Uitspraak
GERECHTSHOF ’s-HERTOGENBOSCH
1.Ontstaan en loop van het geding
2.Feiten
3.Geschil, alsmede standpunten en conclusies van partijen
4.Gronden
5.Beslissing
- verklaartde hoger beroepen ongegrond, en
- bevestigtde uitspraken van de Rechtbank.

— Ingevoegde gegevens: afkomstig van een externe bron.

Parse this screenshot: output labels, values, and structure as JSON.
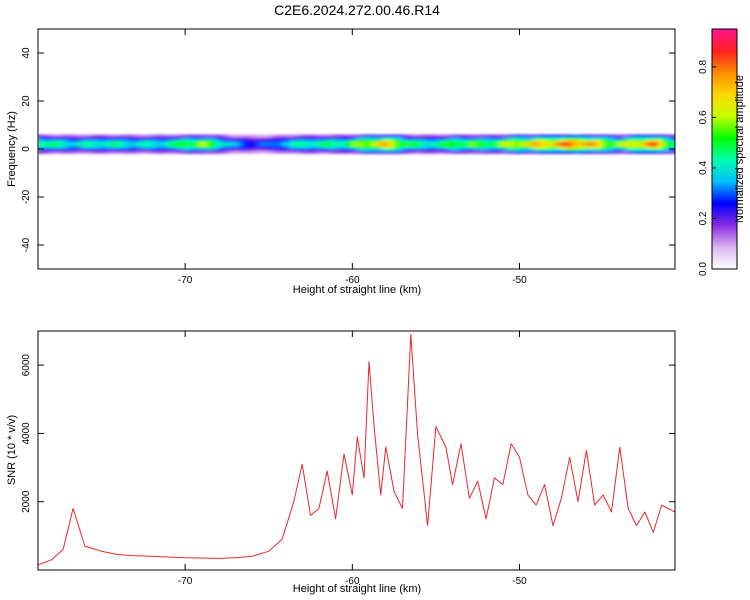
{
  "figure": {
    "title": "C2E6.2024.272.00.46.R14"
  },
  "colors": {
    "snr_line": "#e8282b",
    "axes": "#000000",
    "background": "#ffffff"
  },
  "chart_data": [
    {
      "type": "heatmap",
      "xlabel": "Height of straight line (km)",
      "ylabel": "Frequency (Hz)",
      "xlim": [
        -78.8,
        -40.7
      ],
      "ylim": [
        -50,
        50
      ],
      "xticks": [
        -70,
        -60,
        -50
      ],
      "yticks": [
        -40,
        -20,
        0,
        20,
        40
      ],
      "colorbar": {
        "label": "Normalized spectral amplitude",
        "range": [
          0,
          0.95
        ],
        "ticks": [
          0.0,
          0.2,
          0.4,
          0.6,
          0.8
        ],
        "colormap": [
          "#ffffff",
          "#d9b4f2",
          "#8a2be2",
          "#0000ff",
          "#00bfff",
          "#00ffb0",
          "#00ff00",
          "#c8ff00",
          "#ffd700",
          "#ff8c00",
          "#ff2020",
          "#ff1493"
        ]
      },
      "band": {
        "center_frequency_hz": 2,
        "half_width_hz": 4,
        "amplitude_profile": [
          {
            "x": -78.5,
            "amp": 0.55
          },
          {
            "x": -76.0,
            "amp": 0.5
          },
          {
            "x": -73.5,
            "amp": 0.45
          },
          {
            "x": -71.0,
            "amp": 0.55
          },
          {
            "x": -69.0,
            "amp": 0.62
          },
          {
            "x": -67.0,
            "amp": 0.4
          },
          {
            "x": -65.0,
            "amp": 0.35
          },
          {
            "x": -62.5,
            "amp": 0.5
          },
          {
            "x": -60.0,
            "amp": 0.65
          },
          {
            "x": -58.0,
            "amp": 0.75
          },
          {
            "x": -56.0,
            "amp": 0.55
          },
          {
            "x": -54.0,
            "amp": 0.6
          },
          {
            "x": -52.0,
            "amp": 0.55
          },
          {
            "x": -50.0,
            "amp": 0.85
          },
          {
            "x": -48.0,
            "amp": 0.8
          },
          {
            "x": -46.0,
            "amp": 0.9
          },
          {
            "x": -44.0,
            "amp": 0.7
          },
          {
            "x": -42.0,
            "amp": 0.85
          },
          {
            "x": -41.0,
            "amp": 0.6
          }
        ]
      }
    },
    {
      "type": "line",
      "xlabel": "Height of straight line (km)",
      "ylabel": "SNR (10 * v/v)",
      "xlim": [
        -78.8,
        -40.7
      ],
      "ylim": [
        0,
        7000
      ],
      "xticks": [
        -70,
        -60,
        -50
      ],
      "yticks": [
        2000,
        4000,
        6000
      ],
      "series": [
        {
          "values": [
            {
              "x": -78.8,
              "y": 150
            },
            {
              "x": -78.0,
              "y": 300
            },
            {
              "x": -77.3,
              "y": 600
            },
            {
              "x": -76.7,
              "y": 1800
            },
            {
              "x": -76.0,
              "y": 700
            },
            {
              "x": -75.0,
              "y": 550
            },
            {
              "x": -74.0,
              "y": 450
            },
            {
              "x": -73.0,
              "y": 420
            },
            {
              "x": -72.0,
              "y": 400
            },
            {
              "x": -71.0,
              "y": 380
            },
            {
              "x": -70.0,
              "y": 360
            },
            {
              "x": -69.0,
              "y": 350
            },
            {
              "x": -68.0,
              "y": 340
            },
            {
              "x": -67.0,
              "y": 360
            },
            {
              "x": -66.0,
              "y": 400
            },
            {
              "x": -65.0,
              "y": 550
            },
            {
              "x": -64.2,
              "y": 900
            },
            {
              "x": -63.5,
              "y": 2000
            },
            {
              "x": -63.0,
              "y": 3100
            },
            {
              "x": -62.5,
              "y": 1600
            },
            {
              "x": -62.0,
              "y": 1800
            },
            {
              "x": -61.5,
              "y": 2900
            },
            {
              "x": -61.0,
              "y": 1500
            },
            {
              "x": -60.5,
              "y": 3400
            },
            {
              "x": -60.0,
              "y": 2200
            },
            {
              "x": -59.7,
              "y": 3900
            },
            {
              "x": -59.3,
              "y": 2700
            },
            {
              "x": -59.0,
              "y": 6100
            },
            {
              "x": -58.7,
              "y": 4200
            },
            {
              "x": -58.3,
              "y": 2200
            },
            {
              "x": -58.0,
              "y": 3600
            },
            {
              "x": -57.5,
              "y": 2300
            },
            {
              "x": -57.0,
              "y": 1800
            },
            {
              "x": -56.5,
              "y": 6900
            },
            {
              "x": -56.1,
              "y": 4000
            },
            {
              "x": -55.5,
              "y": 1300
            },
            {
              "x": -55.0,
              "y": 4200
            },
            {
              "x": -54.4,
              "y": 3600
            },
            {
              "x": -54.0,
              "y": 2500
            },
            {
              "x": -53.5,
              "y": 3700
            },
            {
              "x": -53.0,
              "y": 2100
            },
            {
              "x": -52.5,
              "y": 2600
            },
            {
              "x": -52.0,
              "y": 1500
            },
            {
              "x": -51.5,
              "y": 2700
            },
            {
              "x": -51.0,
              "y": 2500
            },
            {
              "x": -50.5,
              "y": 3700
            },
            {
              "x": -50.0,
              "y": 3300
            },
            {
              "x": -49.5,
              "y": 2200
            },
            {
              "x": -49.0,
              "y": 1900
            },
            {
              "x": -48.5,
              "y": 2500
            },
            {
              "x": -48.0,
              "y": 1300
            },
            {
              "x": -47.5,
              "y": 2100
            },
            {
              "x": -47.0,
              "y": 3300
            },
            {
              "x": -46.5,
              "y": 2000
            },
            {
              "x": -46.0,
              "y": 3500
            },
            {
              "x": -45.5,
              "y": 1900
            },
            {
              "x": -45.0,
              "y": 2200
            },
            {
              "x": -44.5,
              "y": 1700
            },
            {
              "x": -44.0,
              "y": 3600
            },
            {
              "x": -43.5,
              "y": 1800
            },
            {
              "x": -43.0,
              "y": 1300
            },
            {
              "x": -42.5,
              "y": 1700
            },
            {
              "x": -42.0,
              "y": 1100
            },
            {
              "x": -41.5,
              "y": 1900
            },
            {
              "x": -40.7,
              "y": 1700
            }
          ]
        }
      ]
    }
  ]
}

Gerechtshof 's-Hertogenbosch
In deze zaak heeft het Gerechtshof 's-Hertogenbosch op 20 juli 2017 uitspraak gedaan in hoger beroep over de oldtimervrijstelling in de motorrijtuigenbelasting (MRB). De belanghebbende, die in 2011 twee personenauto's had aangeschaft met een datum van eerste toelating uit 1978 en 1986, stelde dat zij recht had op vrijstelling van motorrijtuigenbelasting op basis van de wetgeving die destijds gold. Echter, per 1 januari 2014 is de wetgeving gewijzigd, waardoor de vrijstelling voor oldtimers is beperkt tot voertuigen die 40 jaar of ouder zijn. De belanghebbende betoogde dat de vrijstellingsbeschikkingen die in 2011 waren afgegeven, hun werking niet hadden verloren door de wetswijziging en dat er sprake was van opgewekt vertrouwen dat de vrijstelling zou blijven bestaan.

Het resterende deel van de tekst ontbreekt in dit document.